If you ask margins to examine the interaction between two categorical variables, it will create scenarios for all possible combinations of those variables. You can use this to easily obtain the predicted probability of graduation for all four possible scenarios (high SES/low SES, treated/not treated):
For low SES students, treatment increases the predicted probability of graduation from about .49 to about .73. For high SES students, treatment increases the predicted probability of graduation from about .96 to about .98. Now, if you plug those probabilities into the formula for calculating the odds ratio, you will find that the odds ratio is 2.83 in both cases (use the full numbers from the margins output, not the two digit approximations given here). Treatment adds the same amount to the linear function that is passed through the logistic function in both cases. But recall the shape of the logistic function:
The treatment has a much smaller effect on the probability of graduation for high SES students because their probability is already very high—it can't get much higher. Low SES students are in the part of the logistic curve that slopes steeply, so changes in the linear function have much larger effects on the predicted probability.
The margins command can most directly answer the question "Does the effect of the treatment vary with SE?" with a combination of dydx() and at():
margins, dydx(treat) at(highSES=(0 1))
(You can also do this with margins highSES, dydx(treat).) Once again, these are the same numbers you'd get by subtracting the levels obtained above. We suggest always looking at levels as well as changes—knowing where the changes start from gives you a much better sense of what's going on.
It's a general rule that it's easiest to change the predicted probability for subjects who are "on the margin;" i.e. those whose predicted probability starts near 0.5. However, this is a property of the logistic function, not the data. It is an assumption you make when you choose to run a logit model.
Multinomial logit models can be even harder to interpret because the coefficients only compare two states. Clear Stata's memory and load the following data set, which was carefully constructed to illustrate the pitfalls of interpreting multinomial logit results:
It contains two variables, an integer y that takes on the values 1, 2 and 3; and a continuous variable x. They are negatively correlated (cor y x).
Now run the following model:
mlogit y x
The coefficient of x for outcome 2 is negative, so it's tempting to say that as x increases the probability of y being 2 decreases. But in fact that's not the case, as the margins command will show you:
margins, dydx(x) predict(outcome(2))
The predict() options allows you to choose the response margins is examining. predict(outcome(2)) specifies that you're interested in the expected probability of outcome 2. And in fact the probability of outcome 2 increases with x, the derivative being 0.016.
How can that be? Recall that the coefficients given by mlogit only compare the probability of a given outcome with the base outcome.

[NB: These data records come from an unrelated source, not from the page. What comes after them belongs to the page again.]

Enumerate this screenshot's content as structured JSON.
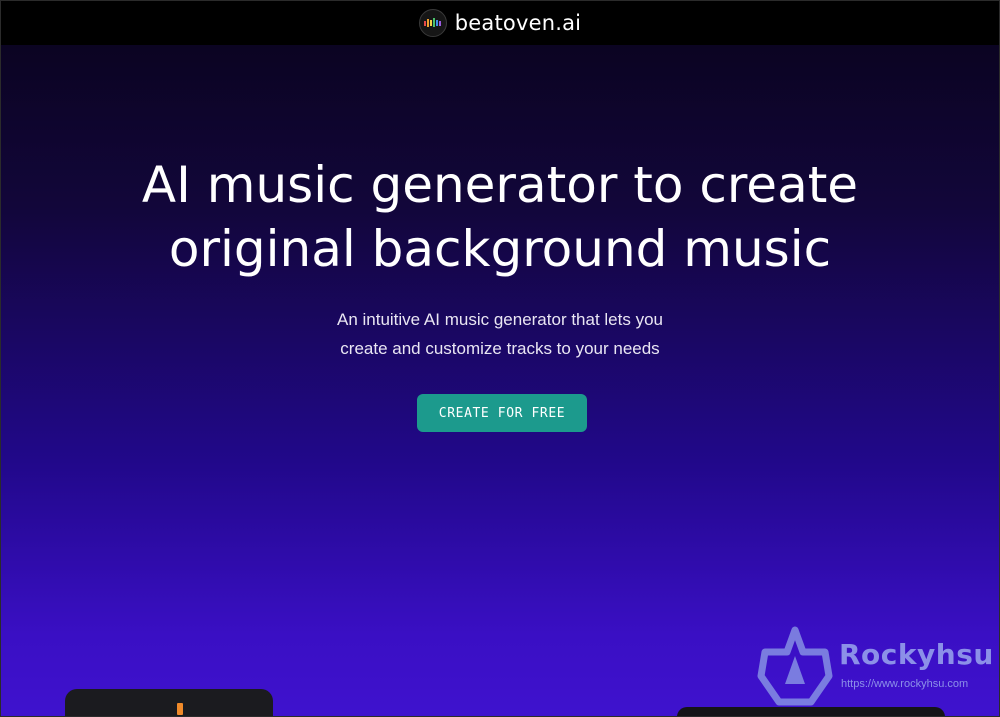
{
  "header": {
    "brand_name": "beatoven.ai",
    "logo_icon": "equalizer-bars-icon",
    "logo_colors": [
      "#e64a4a",
      "#f0a030",
      "#f3d34a",
      "#4ac16a",
      "#3c8ee8",
      "#9b5be0"
    ]
  },
  "hero": {
    "headline_line1": "AI music generator to create",
    "headline_line2": "original background music",
    "subhead_line1": "An intuitive AI music generator that lets you",
    "subhead_line2": "create and customize tracks to your needs",
    "cta_label": "CREATE FOR FREE"
  },
  "watermark": {
    "name": "Rockyhsu",
    "url": "https://www.rockyhsu.com"
  },
  "colors": {
    "cta": "#1c9a8d",
    "background_top": "#0b0422",
    "background_bottom": "#3f12ce",
    "topbar": "#000000"
  }
}
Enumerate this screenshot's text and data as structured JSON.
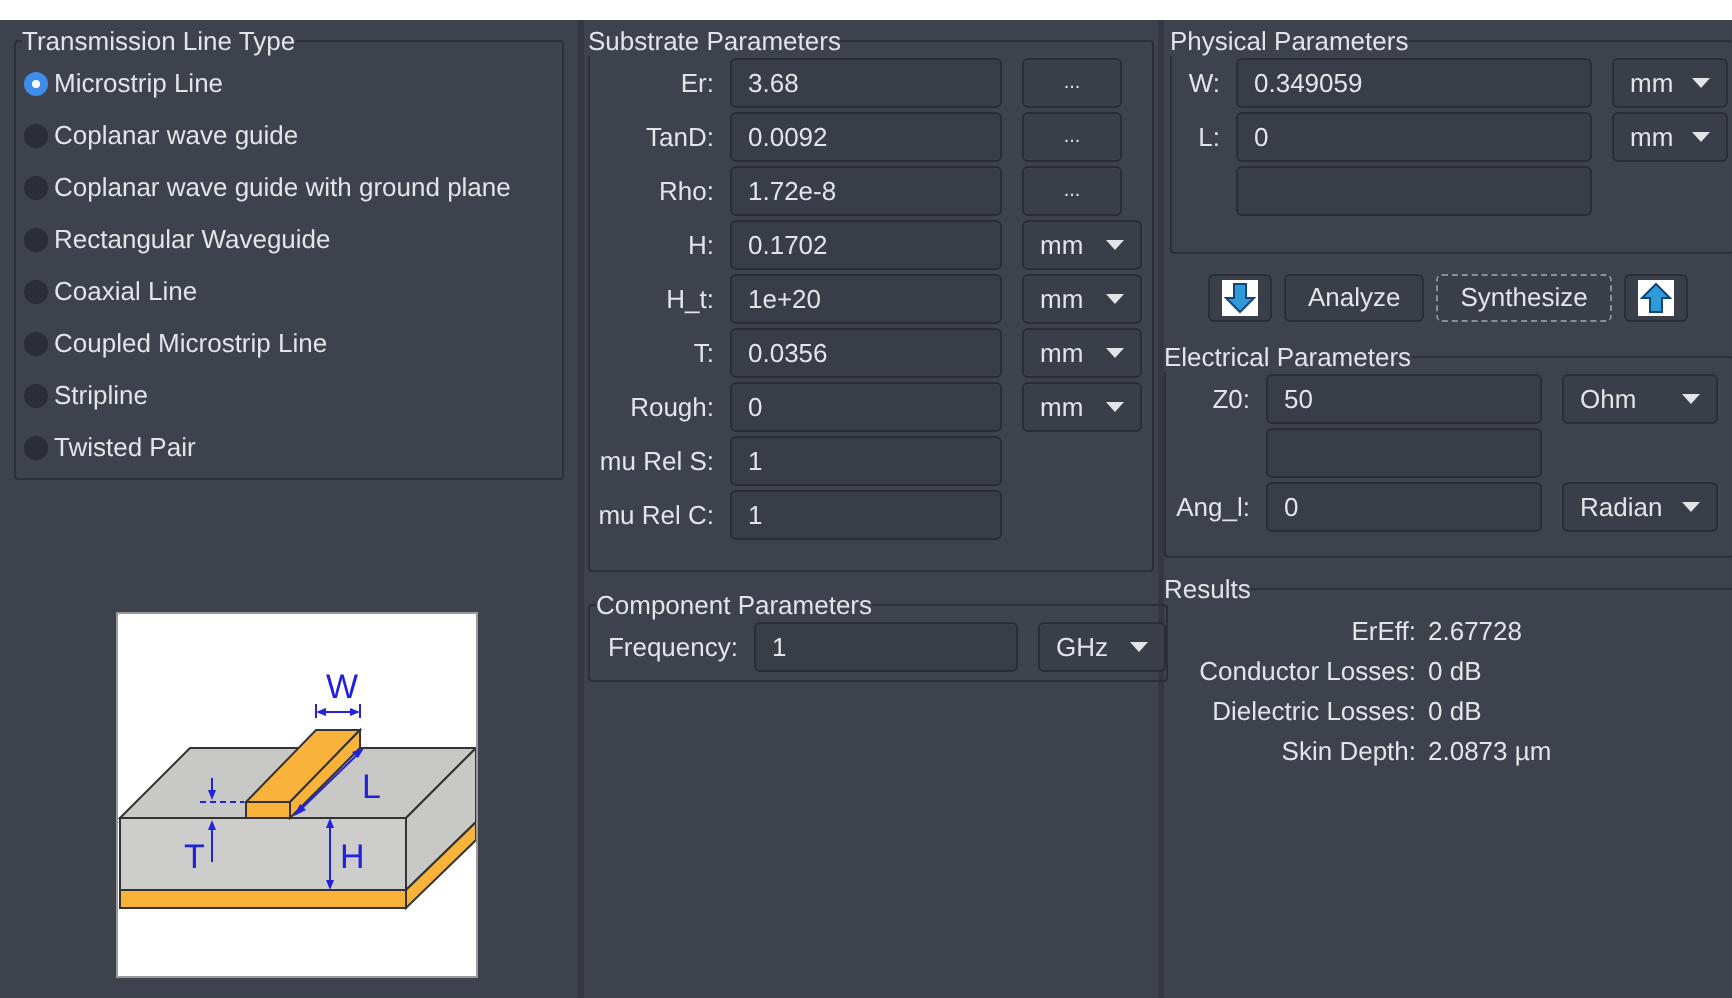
{
  "line_types": {
    "title": "Transmission Line Type",
    "options": [
      {
        "label": "Microstrip Line",
        "selected": true
      },
      {
        "label": "Coplanar wave guide",
        "selected": false
      },
      {
        "label": "Coplanar wave guide with ground plane",
        "selected": false
      },
      {
        "label": "Rectangular Waveguide",
        "selected": false
      },
      {
        "label": "Coaxial Line",
        "selected": false
      },
      {
        "label": "Coupled Microstrip Line",
        "selected": false
      },
      {
        "label": "Stripline",
        "selected": false
      },
      {
        "label": "Twisted Pair",
        "selected": false
      }
    ]
  },
  "diagram": {
    "labels": [
      "W",
      "L",
      "T",
      "H"
    ]
  },
  "substrate": {
    "title": "Substrate Parameters",
    "rows": [
      {
        "kind": "button",
        "label": "Er:",
        "value": "3.68",
        "button": "..."
      },
      {
        "kind": "button",
        "label": "TanD:",
        "value": "0.0092",
        "button": "..."
      },
      {
        "kind": "button",
        "label": "Rho:",
        "value": "1.72e-8",
        "button": "..."
      },
      {
        "kind": "unit",
        "label": "H:",
        "value": "0.1702",
        "unit": "mm"
      },
      {
        "kind": "unit",
        "label": "H_t:",
        "value": "1e+20",
        "unit": "mm"
      },
      {
        "kind": "unit",
        "label": "T:",
        "value": "0.0356",
        "unit": "mm"
      },
      {
        "kind": "unit",
        "label": "Rough:",
        "value": "0",
        "unit": "mm"
      },
      {
        "kind": "plain",
        "label": "mu Rel S:",
        "value": "1"
      },
      {
        "kind": "plain",
        "label": "mu Rel C:",
        "value": "1"
      }
    ]
  },
  "component": {
    "title": "Component Parameters",
    "rows": [
      {
        "kind": "unit",
        "label": "Frequency:",
        "value": "1",
        "unit": "GHz"
      }
    ]
  },
  "physical": {
    "title": "Physical Parameters",
    "rows": [
      {
        "kind": "unit",
        "label": "W:",
        "value": "0.349059",
        "unit": "mm"
      },
      {
        "kind": "unit",
        "label": "L:",
        "value": "0",
        "unit": "mm"
      },
      {
        "kind": "blank"
      }
    ]
  },
  "actions": [
    {
      "kind": "down-arrow"
    },
    {
      "kind": "text",
      "label": "Analyze",
      "focused": false
    },
    {
      "kind": "text",
      "label": "Synthesize",
      "focused": true
    },
    {
      "kind": "up-arrow"
    }
  ],
  "electrical": {
    "title": "Electrical Parameters",
    "rows": [
      {
        "kind": "unit",
        "label": "Z0:",
        "value": "50",
        "unit": "Ohm"
      },
      {
        "kind": "blank"
      },
      {
        "kind": "unit",
        "label": "Ang_l:",
        "value": "0",
        "unit": "Radian"
      }
    ]
  },
  "results": {
    "title": "Results",
    "rows": [
      {
        "label": "ErEff:",
        "value": "2.67728"
      },
      {
        "label": "Conductor Losses:",
        "value": "0 dB"
      },
      {
        "label": "Dielectric Losses:",
        "value": "0 dB"
      },
      {
        "label": "Skin Depth:",
        "value": "2.0873 µm"
      }
    ]
  }
}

Thus the x coefficient of -5.34 for outcome 2 tells you that as x increases, observations are likely to move from outcome 2 to outcome 1. Meanwhile the x coefficient of -21.292 for outcome 3 tells you that as x increases observations are likely to move from outcome 3 to outcome 1. What it doesn't tell you is that as x increases observations also move from outcome 3 to outcome 2, and in fact that effect dominates the movement from 2 to 1.
You can see it if you change the base category of the regression:
mlogit y x, base(2)
Now the coefficients tell you about the probability of each outcome compared to outcome 2, and the fact that the negative x coefficient for outcome 3 is much larger (in absolute terms) than the positive x coefficient for outcome 1 indicates that increasing x increases the probability of outcome 2.
We strongly recommend using margins to explore what your regression results mean.